From here the drama hinges on a he-said/she-said device. But rather than this becoming a spiteful narrative where one character (and thereby class) is painted as the good or bad, Farhadi is careful to never provide an easy out. His actors expertly craft complex and compelling characters that may do bad things but can never be easily written off as bad people, much less villains. Shahab Hosseini embodies recession-era rage as an out-of-work cobbler who feels helpless without the ability to provide for his family. Bayat is heartbreaking as a woman who struggles to live a life according to strict religious principles even if it puts her family’s well-being at risk. Hatami is mesmerizing as a mother willing to abandon her best friend/husband in sacrifice to her daughter’s future.
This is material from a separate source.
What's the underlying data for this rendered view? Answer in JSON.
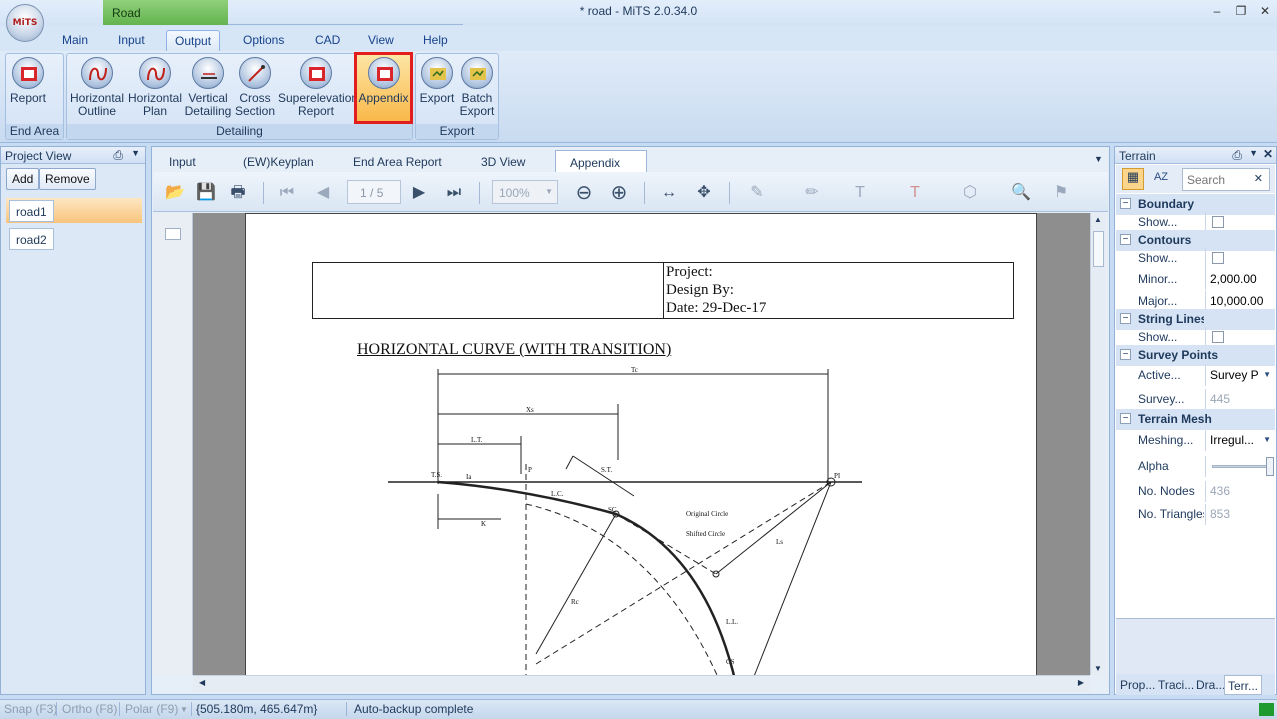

And Moaadi is unforgettable in his portrayal of Nader as a devoted son and father, pressed to his breaking point when these loyalties threaten his marriage.
When these four are thrown before the Iranian justice system and coaxed to testify and blame each other, each is forced to make impossible choices. All around the acting is superb. And while Farhadi is rightly praised for being a talented actor’s director, his filmmaking mastery is most evident in the film’s restraint. Scenes crucial to the characters’ testimony are shot abstrusely or not at all, leaving the audience to play detective and decide for themselves what really happened. It’s a device that pulls you in and doesn’t let you off the hook. As characters enter murky moral territory it becomes impossible to snidely judge their choices. There are no easy answers to be found in this morally ambiguous drama, and the questions linger beyond the credits that roll over the wounded characters awaiting resolution.
I was awe-struck by A Separation on every front but want to draw special attention to one of the film’s most powerful dynamics: the father/daughter relationship between Nader and Termeh. Through Moaadi and Sarina Farhadi’s magnetizing onscreen chemistry their bond is instantly clear and key; the push and pull of it quickly becomes the film’s most engaging element. Termeh is a child who is soon to be a woman, but her emotional maturity is unfairly rushed when her family is threatened. She is forced to see Nader as not only her loving father but also as a man who is capable of grave mistakes. It’s a cruel awakening crucial to growing up, but seeing this realization cross her countenance as she stands before a judge is absolutely devastating. Like her filmmaking father, ingénue Sarina Farhadi deserves wild praise for her work here. She is brilliant in every moment of her portrayal of Termeh, down to her final critical close-up. A Separation can understandably be classified a detective story, a thriller, a divorce drama and an Iranian Rashamon, but I will always remember it as one of the most compelling coming-of-age films I’ve ever had the pleasure to see.
While A Separation is slated to open in the U.S. in limited release on December 30, 2011, I fully encourage those of you in the New York area to see it at NYFF this weekend. You won’t regret it.